Cracking is a process that can be divided into two types. It is used to produce fuel, for example, gasoline. In some cases, it can be carried out by simple thermal treatment of petroleum products - thermal cracking. In other cases, this process is possible not only with the help of high temperature, but also with the addition of catalysts. Such a process is called catalytic.

Using the last mentioned processing method, manufacturers receive high-octane gasoline.

It is believed that this species is the most important process, which provides the most profound and high-quality processing of oil. The installation of catalytic cracking, introduced into industry in the thirties of the last century, allowed producers to gain undoubted advantages for the whole process. These include operational flexibility, relative ease of alignment with other processes (deasphalting, hydrotreatment, alkylation, etc.).
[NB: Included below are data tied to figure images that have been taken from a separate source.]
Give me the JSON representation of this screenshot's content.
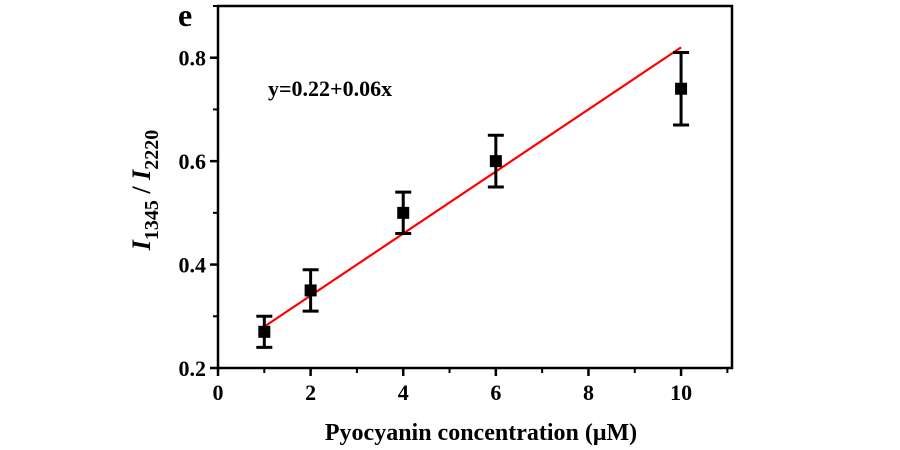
{
  "chart_data": {
    "type": "scatter",
    "panel_label": "e",
    "annotation": "y=0.22+0.06x",
    "xlabel": "Pyocyanin concentration (μM)",
    "ylabel": {
      "prefix_italic": "I",
      "sub1": "1345",
      "slash": " / ",
      "prefix2_italic": "I",
      "sub2": "2220"
    },
    "xlim": [
      0,
      11.1
    ],
    "ylim": [
      0.2,
      0.9
    ],
    "xticks": [
      0,
      2,
      4,
      6,
      8,
      10
    ],
    "xtick_labels": [
      "0",
      "2",
      "4",
      "6",
      "8",
      "10"
    ],
    "yticks": [
      0.2,
      0.4,
      0.6,
      0.8
    ],
    "ytick_labels": [
      "0.2",
      "0.4",
      "0.6",
      "0.8"
    ],
    "grid": false,
    "series": [
      {
        "points": [
          {
            "x": 1,
            "y": 0.27,
            "err": 0.03
          },
          {
            "x": 2,
            "y": 0.35,
            "err": 0.04
          },
          {
            "x": 4,
            "y": 0.5,
            "err": 0.04
          },
          {
            "x": 6,
            "y": 0.6,
            "err": 0.05
          },
          {
            "x": 10,
            "y": 0.74,
            "err": 0.07
          }
        ],
        "color": "#000000"
      }
    ],
    "fit": {
      "intercept": 0.22,
      "slope": 0.06,
      "x_range": [
        1,
        10
      ],
      "color": "#ff0000"
    }
  }
}
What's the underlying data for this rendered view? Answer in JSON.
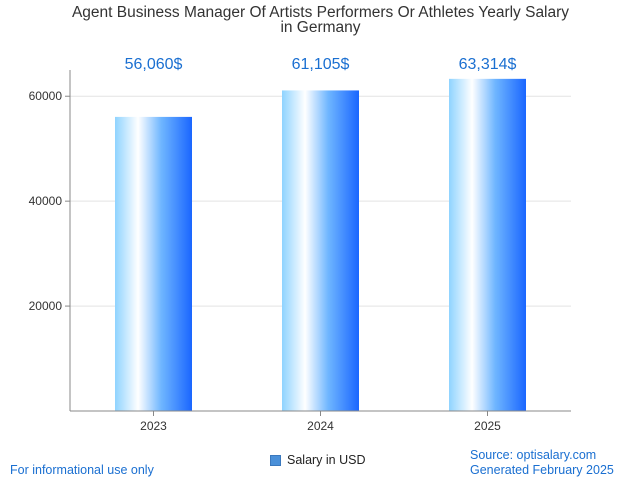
{
  "chart_data": {
    "type": "bar",
    "title_lines": [
      "Agent Business Manager Of Artists Performers Or Athletes Yearly Salary",
      "in Germany"
    ],
    "categories": [
      "2023",
      "2024",
      "2025"
    ],
    "series": [
      {
        "name": "Salary in USD",
        "values": [
          56060,
          61105,
          63314
        ]
      }
    ],
    "data_labels": [
      "56,060$",
      "61,105$",
      "63,314$"
    ],
    "y_ticks": [
      20000,
      40000,
      60000
    ],
    "ylim": [
      0,
      65000
    ],
    "grid": true,
    "legend_position": "bottom",
    "colors": {
      "bar_light": "#ffffff",
      "bar_mid": "#8fd3ff",
      "bar_dark": "#1a66ff",
      "label": "#1a6fd1"
    }
  },
  "footer": {
    "disclaimer": "For informational use only",
    "source": "Source: optisalary.com",
    "generated": "Generated February 2025"
  }
}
It is thanks to this versatility that a significant share of the use of catalytic cracking in the entire volume of oil refining can be explained.

Raw materials

As a feedstock for catalytic cracking, a vacuum gas oil is used, which is a fraction having a boiling range of 350 to 500 degrees. The final boiling point is set differently and depends directly on the metal content. In addition, this index is also affected by the coking ability of raw materials. It can not be more than three-tenths of a percent.
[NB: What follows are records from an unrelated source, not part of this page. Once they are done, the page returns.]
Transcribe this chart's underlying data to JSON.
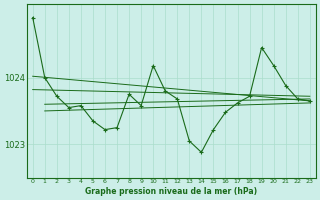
{
  "title": "Graphe pression niveau de la mer (hPa)",
  "background_color": "#cceee8",
  "grid_color": "#aaddcc",
  "line_color": "#1a6b1a",
  "xlim": [
    -0.5,
    23.5
  ],
  "ylim": [
    1022.5,
    1025.1
  ],
  "yticks": [
    1023,
    1024
  ],
  "xticks": [
    0,
    1,
    2,
    3,
    4,
    5,
    6,
    7,
    8,
    9,
    10,
    11,
    12,
    13,
    14,
    15,
    16,
    17,
    18,
    19,
    20,
    21,
    22,
    23
  ],
  "main_data": [
    [
      0,
      1024.9
    ],
    [
      1,
      1024.0
    ],
    [
      2,
      1023.72
    ],
    [
      3,
      1023.55
    ],
    [
      4,
      1023.58
    ],
    [
      5,
      1023.35
    ],
    [
      6,
      1023.22
    ],
    [
      7,
      1023.25
    ],
    [
      8,
      1023.75
    ],
    [
      9,
      1023.58
    ],
    [
      10,
      1024.18
    ],
    [
      11,
      1023.8
    ],
    [
      12,
      1023.68
    ],
    [
      13,
      1023.05
    ],
    [
      14,
      1022.88
    ],
    [
      15,
      1023.22
    ],
    [
      16,
      1023.48
    ],
    [
      17,
      1023.62
    ],
    [
      18,
      1023.72
    ],
    [
      19,
      1024.45
    ],
    [
      20,
      1024.18
    ],
    [
      21,
      1023.88
    ],
    [
      22,
      1023.68
    ],
    [
      23,
      1023.65
    ]
  ],
  "trend1_data": [
    [
      0,
      1024.02
    ],
    [
      23,
      1023.65
    ]
  ],
  "trend2_data": [
    [
      0,
      1023.82
    ],
    [
      23,
      1023.72
    ]
  ],
  "trend3_data": [
    [
      1,
      1023.6
    ],
    [
      23,
      1023.68
    ]
  ],
  "trend4_data": [
    [
      1,
      1023.5
    ],
    [
      23,
      1023.62
    ]
  ]
}
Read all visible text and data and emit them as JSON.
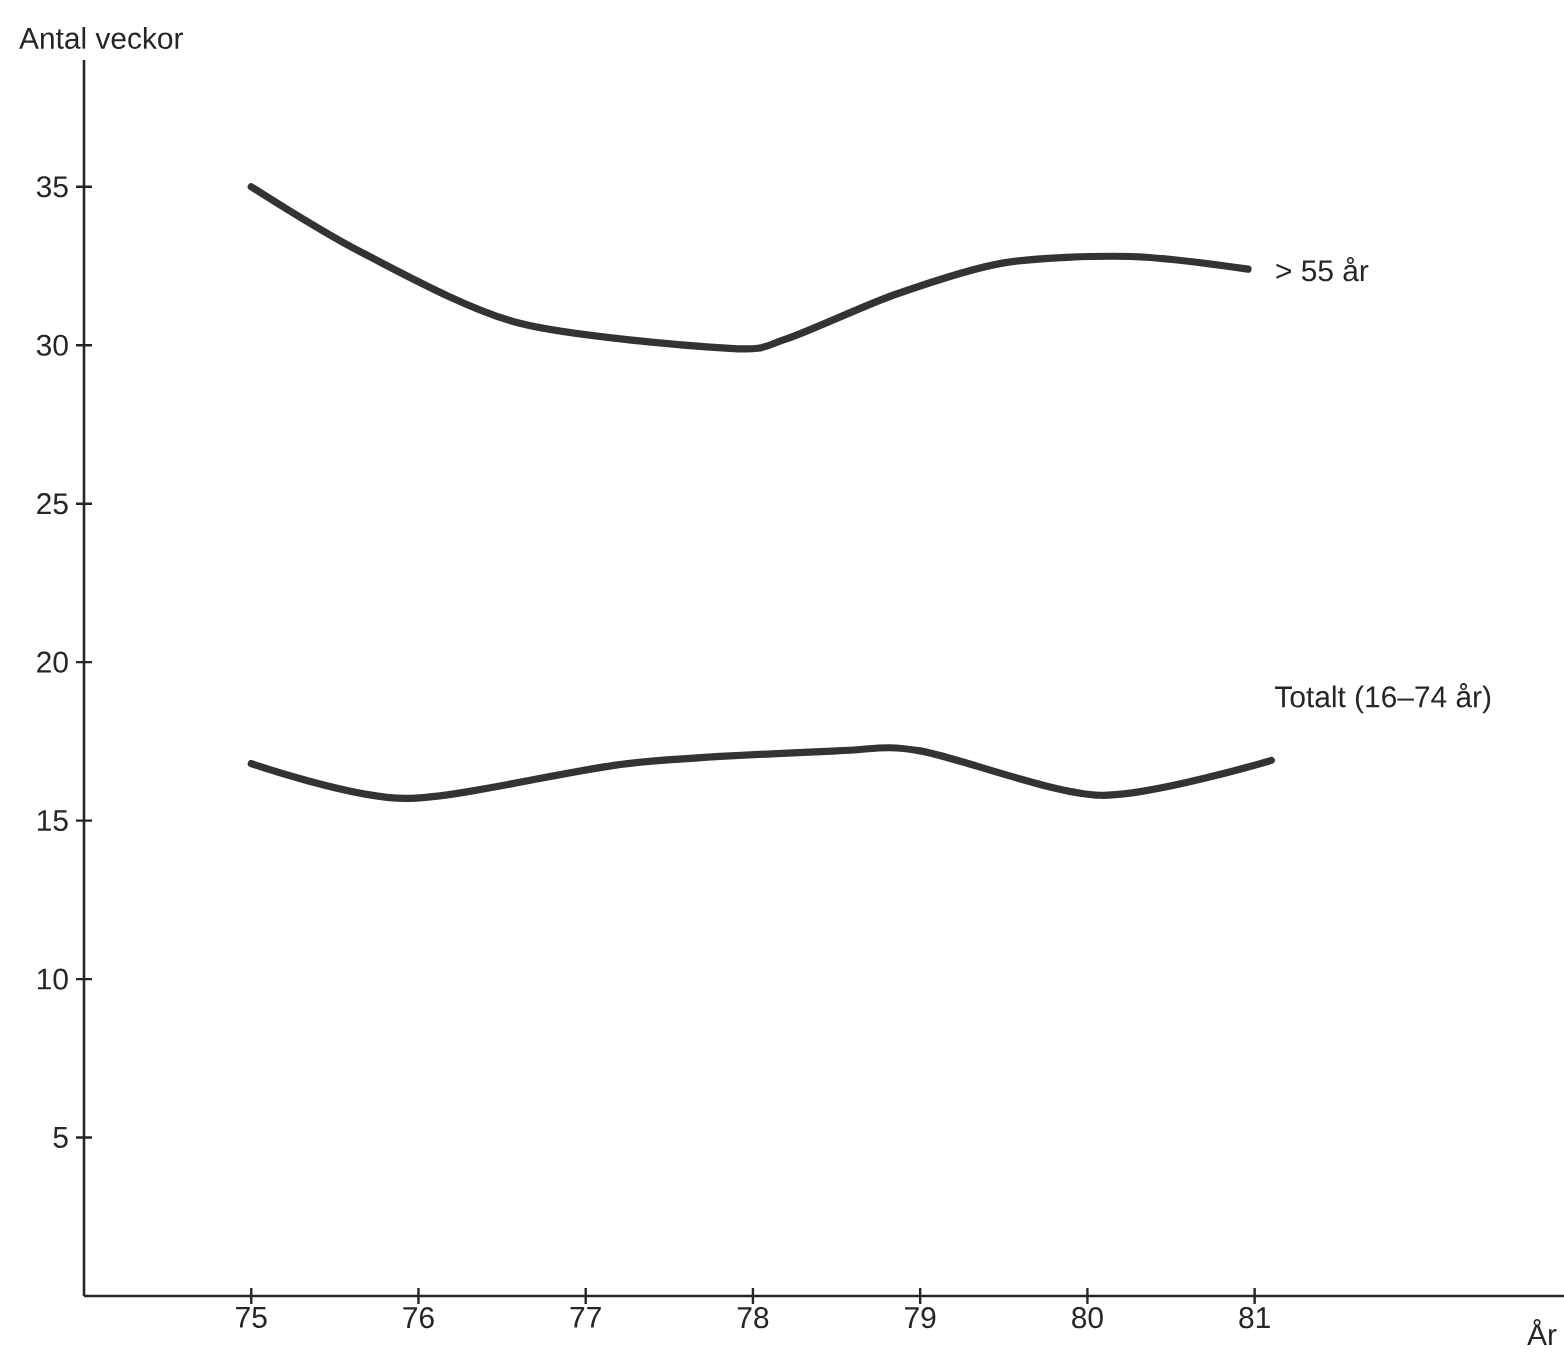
{
  "chart_data": {
    "type": "line",
    "ylabel": "Antal veckor",
    "xlabel": "År",
    "xlim": [
      74,
      82.85
    ],
    "ylim": [
      0,
      39
    ],
    "xticks": [
      75,
      76,
      77,
      78,
      79,
      80,
      81
    ],
    "yticks": [
      5,
      10,
      15,
      20,
      25,
      30,
      35
    ],
    "grid": false,
    "legend": false,
    "marker": "none",
    "line_style": "solid",
    "series": [
      {
        "name": "> 55 år",
        "color": "#333333",
        "x": [
          75,
          75.67,
          76.6,
          77.86,
          78.2,
          78.85,
          79.5,
          80.26,
          80.96
        ],
        "values": [
          35,
          32.9,
          30.7,
          29.9,
          30.2,
          31.6,
          32.6,
          32.8,
          32.4
        ]
      },
      {
        "name": "Totalt (16–74 år)",
        "color": "#333333",
        "x": [
          75,
          75.92,
          77.25,
          78.5,
          79,
          80.08,
          81.1
        ],
        "values": [
          16.8,
          15.7,
          16.8,
          17.2,
          17.2,
          15.8,
          16.9
        ]
      }
    ]
  }
}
Preliminary is required and hydrotreated such fraction, as a result of which all kinds of sulfur compounds are removed. Also hydrotreatment allows to reduce coking ability.

At some companies known on the oil refining market, there are several processes that they perform, at which cracking of heavy fractions takes place. They can be coked to six to eight percent fuel oil. In addition, the raw materials may be the residues of hydrocracking. The most probably, rare and, it may be said, exotic raw material is spilled fuel oil. A similar installation (millisecond technology) is available in the Republic of Belarus at the Mozyr Oil Refinery.
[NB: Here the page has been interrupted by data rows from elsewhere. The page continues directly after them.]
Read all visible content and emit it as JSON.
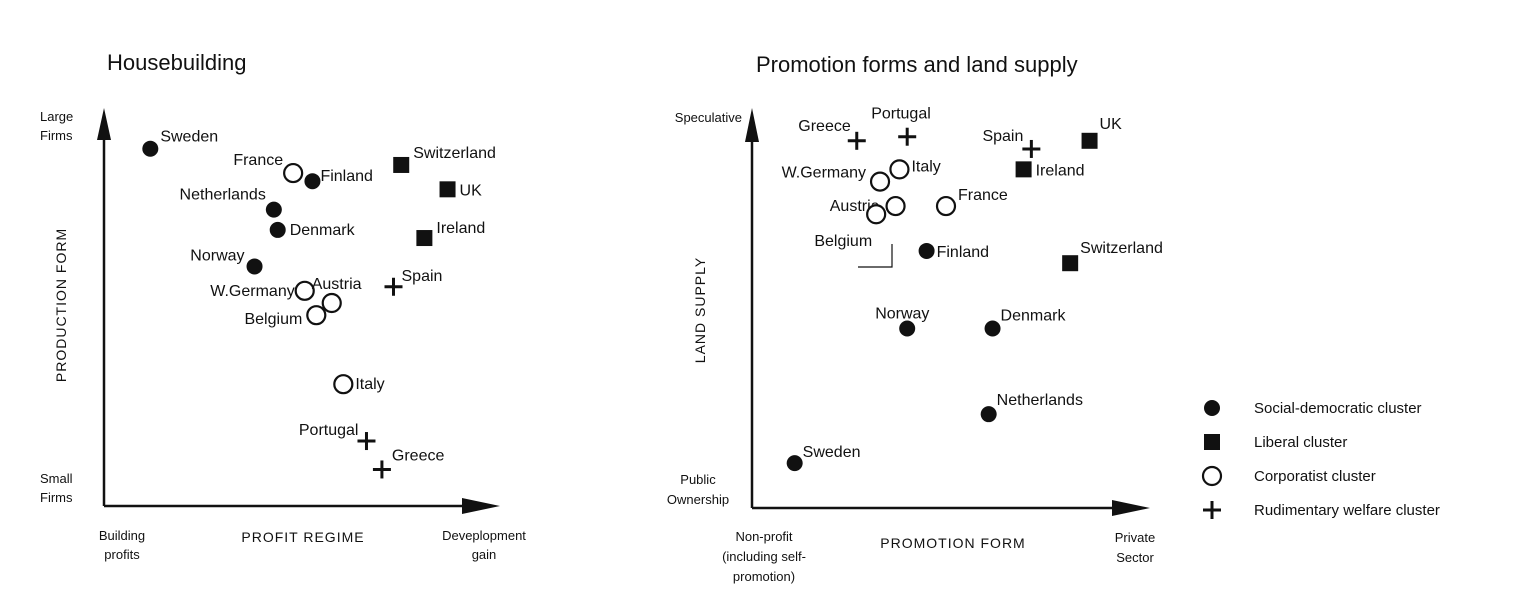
{
  "chart_data": [
    {
      "type": "scatter",
      "title": "Housebuilding",
      "xlabel": "PROFIT REGIME",
      "ylabel": "PRODUCTION FORM",
      "x_range_labels": [
        "Building profits",
        "Development gain"
      ],
      "x_range_labels_display": [
        [
          "Building",
          "profits"
        ],
        [
          "Deveplopment",
          "gain"
        ]
      ],
      "y_range_labels_display": [
        [
          "Large",
          "Firms"
        ],
        [
          "Small",
          "Firms"
        ]
      ],
      "xlim": [
        0,
        100
      ],
      "ylim": [
        0,
        100
      ],
      "series": [
        {
          "name": "Social-democratic cluster",
          "marker": "filled-circle",
          "points": [
            {
              "label": "Sweden",
              "x": 12,
              "y": 88
            },
            {
              "label": "Finland",
              "x": 54,
              "y": 80
            },
            {
              "label": "Netherlands",
              "x": 44,
              "y": 73
            },
            {
              "label": "Denmark",
              "x": 45,
              "y": 68
            },
            {
              "label": "Norway",
              "x": 39,
              "y": 59
            }
          ]
        },
        {
          "name": "Liberal cluster",
          "marker": "filled-square",
          "points": [
            {
              "label": "Switzerland",
              "x": 77,
              "y": 84
            },
            {
              "label": "UK",
              "x": 89,
              "y": 78
            },
            {
              "label": "Ireland",
              "x": 83,
              "y": 66
            }
          ]
        },
        {
          "name": "Corporatist cluster",
          "marker": "open-circle",
          "points": [
            {
              "label": "France",
              "x": 49,
              "y": 82
            },
            {
              "label": "W.Germany",
              "x": 52,
              "y": 53
            },
            {
              "label": "Austria",
              "x": 59,
              "y": 50
            },
            {
              "label": "Belgium",
              "x": 55,
              "y": 47
            },
            {
              "label": "Italy",
              "x": 62,
              "y": 30
            }
          ]
        },
        {
          "name": "Rudimentary welfare cluster",
          "marker": "plus",
          "points": [
            {
              "label": "Spain",
              "x": 75,
              "y": 54
            },
            {
              "label": "Portugal",
              "x": 68,
              "y": 16
            },
            {
              "label": "Greece",
              "x": 72,
              "y": 9
            }
          ]
        }
      ]
    },
    {
      "type": "scatter",
      "title": "Promotion forms and land supply",
      "xlabel": "PROMOTION FORM",
      "ylabel": "LAND SUPPLY",
      "x_range_labels": [
        "Non-profit (including self-promotion)",
        "Private Sector"
      ],
      "x_range_labels_display": [
        [
          "Non-profit",
          "(including self-",
          "promotion)"
        ],
        [
          "Private",
          "Sector"
        ]
      ],
      "y_range_labels_display": [
        [
          "Speculative"
        ],
        [
          "Public",
          "Ownership"
        ]
      ],
      "xlim": [
        0,
        100
      ],
      "ylim": [
        0,
        100
      ],
      "series": [
        {
          "name": "Social-democratic cluster",
          "marker": "filled-circle",
          "points": [
            {
              "label": "Finland",
              "x": 45,
              "y": 63
            },
            {
              "label": "Norway",
              "x": 40,
              "y": 44
            },
            {
              "label": "Denmark",
              "x": 62,
              "y": 44
            },
            {
              "label": "Netherlands",
              "x": 61,
              "y": 23
            },
            {
              "label": "Sweden",
              "x": 11,
              "y": 11
            }
          ]
        },
        {
          "name": "Liberal cluster",
          "marker": "filled-square",
          "points": [
            {
              "label": "UK",
              "x": 87,
              "y": 90
            },
            {
              "label": "Ireland",
              "x": 70,
              "y": 83
            },
            {
              "label": "Switzerland",
              "x": 82,
              "y": 60
            }
          ]
        },
        {
          "name": "Corporatist cluster",
          "marker": "open-circle",
          "points": [
            {
              "label": "Italy",
              "x": 38,
              "y": 83
            },
            {
              "label": "W.Germany",
              "x": 33,
              "y": 80
            },
            {
              "label": "France",
              "x": 50,
              "y": 74
            },
            {
              "label": "Austria",
              "x": 37,
              "y": 74
            },
            {
              "label": "Belgium",
              "x": 32,
              "y": 72
            }
          ]
        },
        {
          "name": "Rudimentary welfare cluster",
          "marker": "plus",
          "points": [
            {
              "label": "Greece",
              "x": 27,
              "y": 90
            },
            {
              "label": "Portugal",
              "x": 40,
              "y": 91
            },
            {
              "label": "Spain",
              "x": 72,
              "y": 88
            }
          ]
        }
      ]
    }
  ],
  "legend": {
    "items": [
      {
        "marker": "filled-circle",
        "label": "Social-democratic cluster"
      },
      {
        "marker": "filled-square",
        "label": "Liberal cluster"
      },
      {
        "marker": "open-circle",
        "label": "Corporatist cluster"
      },
      {
        "marker": "plus",
        "label": "Rudimentary welfare cluster"
      }
    ]
  }
}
Literally until recently, when catalytic cracking of petroleum products was used, an amorphous spherical catalyst was used. It was a three-five-millimeter ball. Now for this purpose cracking catalysts with a volume of no more than 60-80 μm (zeolite-containing microspherical catalyst) are used. They consist of a zeolite element, located on an aluminosilicate matrix.

Thermal method

As usual, thermal cracking is used for the processing of petroleum products, if it is necessary to obtain a product with a smaller molecular weight as a result. For example, such include unsaturated hydrocarbons, petroleum coke, light motor fuels.

The direction of this method of oil processing depends on the molecular weight and nature of the raw materials, and also directly on the conditions under which cracking itself occurs. This was confirmed by chemists over time. One of the most important conditions that affect the speed and direction of thermal cracking is the temperature, pressure and duration of the process. The latter receives a visible phase at three hundred to three hundred and fifty degrees. In describing this process, the first-order cracking kinetic equation is used. The result of cracking, or rather, the composition of its products is influenced by pressure changes. The reason for this is a change in the speed and characteristics of the secondary reactions, which, as mentioned earlier, involve polymerization and condensation, which are accompanied by cracking. The reaction equation for the thermal process is as follows: C20H42 = C10H20 + C10 H22. The effect is on the result and the result is still the volume of reagents.

It should be noted that cracking of oil, carried out by the listed methods, is not the only one. In the production activity, oil refineries use many other types of this process of processing. So, in certain cases, the so-called oxidative cracking, carried out with the use of oxygen, is used. It is used in production and electric cracking. With this method manufacturers get acetylene by passing through electricity methane.